As you probably know, China has a very weird Android ecosystem since we don’t have anything like Google Play Store, so almost every smartphone vendor has their own Android market, with their own SDKs. You have to integrate those SDKs.

Also unlike in United States where a credit card can handle almost everything, we have banks, Alipay, WeChat, and other small services and normally we don’t pay directly from our bank accounts.

So the whole chain looks like this:

graph LR
  Money((Your money)) --> Bank1
  Money --> Bank2
  Money --> Bank3
  Money --> Banks[Other Banks]

  Bank1 --> Online((Online Payment Services))
  Bank2 --> Online
  Bank3 --> Online
  Banks --> Online

  Online --> Alipay
  Online --> WeChat
  Online --> Bank1Online[Bank1 Online Pay]
  Online --> Bank2Online[Bank2 Online Pay]
  Online --> Bank3Online[Bank3 Online Pay]
  Online --> BanksOnline[Other Banks Online Pay]
  Online --> WhateverPay[Other Pay Services]

  Alipay --> Market((Android App Stores))
  WeChat --> Market
  Bank1Online --> Market
  Bank2Online --> Market
  Bank3Online --> Market
  BanksOnline --> Market
  WhateverPay --> Market

  Market --> Huawei[Huawei Vendor SDK]
  Market --> Xiaomi[Xiaomi Vendor SDK]
  Market --> Oppo[Oppo Vendor SDK]
  Market --> Vivo[Vivo Vendor SDK]
  Market --> Vendor[Other Vendor SDK]
  Market --> Tencent[Tencent App Store SDK]
  Market --> TapTap[TapTap]
  Market --> WhateverStore[Other Store SDK]

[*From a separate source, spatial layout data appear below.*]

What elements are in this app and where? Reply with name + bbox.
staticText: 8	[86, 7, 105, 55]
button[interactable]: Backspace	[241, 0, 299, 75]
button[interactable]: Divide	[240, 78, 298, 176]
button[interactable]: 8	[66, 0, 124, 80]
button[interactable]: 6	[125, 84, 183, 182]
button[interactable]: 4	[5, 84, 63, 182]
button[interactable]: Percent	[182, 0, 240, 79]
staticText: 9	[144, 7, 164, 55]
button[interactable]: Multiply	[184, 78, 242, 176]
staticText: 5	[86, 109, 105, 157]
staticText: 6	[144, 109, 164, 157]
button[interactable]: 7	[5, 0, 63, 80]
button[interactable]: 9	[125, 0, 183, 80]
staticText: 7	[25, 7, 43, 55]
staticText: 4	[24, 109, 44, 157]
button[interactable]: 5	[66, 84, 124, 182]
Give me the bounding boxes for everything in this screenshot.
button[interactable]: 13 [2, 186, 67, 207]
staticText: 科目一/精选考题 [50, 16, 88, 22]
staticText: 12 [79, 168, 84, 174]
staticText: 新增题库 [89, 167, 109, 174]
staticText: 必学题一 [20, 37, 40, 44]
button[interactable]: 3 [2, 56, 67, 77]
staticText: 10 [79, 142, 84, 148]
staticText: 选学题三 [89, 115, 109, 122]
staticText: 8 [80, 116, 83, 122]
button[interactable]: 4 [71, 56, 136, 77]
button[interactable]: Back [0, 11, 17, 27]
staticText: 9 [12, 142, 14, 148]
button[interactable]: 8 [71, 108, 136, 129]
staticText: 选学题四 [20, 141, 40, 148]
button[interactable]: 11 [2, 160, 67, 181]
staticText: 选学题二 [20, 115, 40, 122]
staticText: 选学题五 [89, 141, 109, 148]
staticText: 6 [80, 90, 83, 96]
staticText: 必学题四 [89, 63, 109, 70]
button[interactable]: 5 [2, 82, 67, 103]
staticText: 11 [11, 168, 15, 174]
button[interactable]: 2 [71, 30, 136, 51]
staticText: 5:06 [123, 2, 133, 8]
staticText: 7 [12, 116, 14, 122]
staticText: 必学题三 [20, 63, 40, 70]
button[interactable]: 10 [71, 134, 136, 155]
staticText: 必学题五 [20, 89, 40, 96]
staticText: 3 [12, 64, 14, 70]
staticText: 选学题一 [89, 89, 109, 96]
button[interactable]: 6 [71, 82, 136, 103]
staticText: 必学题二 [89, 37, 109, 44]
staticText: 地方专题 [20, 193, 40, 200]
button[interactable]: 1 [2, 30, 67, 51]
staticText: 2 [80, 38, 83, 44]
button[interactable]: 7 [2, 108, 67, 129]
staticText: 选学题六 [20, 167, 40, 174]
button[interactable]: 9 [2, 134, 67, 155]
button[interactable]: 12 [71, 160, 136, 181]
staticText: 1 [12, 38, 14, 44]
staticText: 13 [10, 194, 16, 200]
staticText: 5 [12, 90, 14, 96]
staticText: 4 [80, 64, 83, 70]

  Huawei --> Build((Vendor Specific Game Build))
  Xiaomi --> Build
  Oppo --> Build
  Vivo --> Build
  Tencent --> Build
  TapTap --> Build
  WhateverStore --> Build

Imagine making a build for each smartphone brand and having developers to maintain and test those builds.

As a result we had amalgamated payment SDKs (chinese name: 聚合支付). One SDK to rule them all.

Then it turned out smartphone vendors didn’t like those amalgamated SDKs for whatever reasons and sometimes they even forbid the use of those SDKs.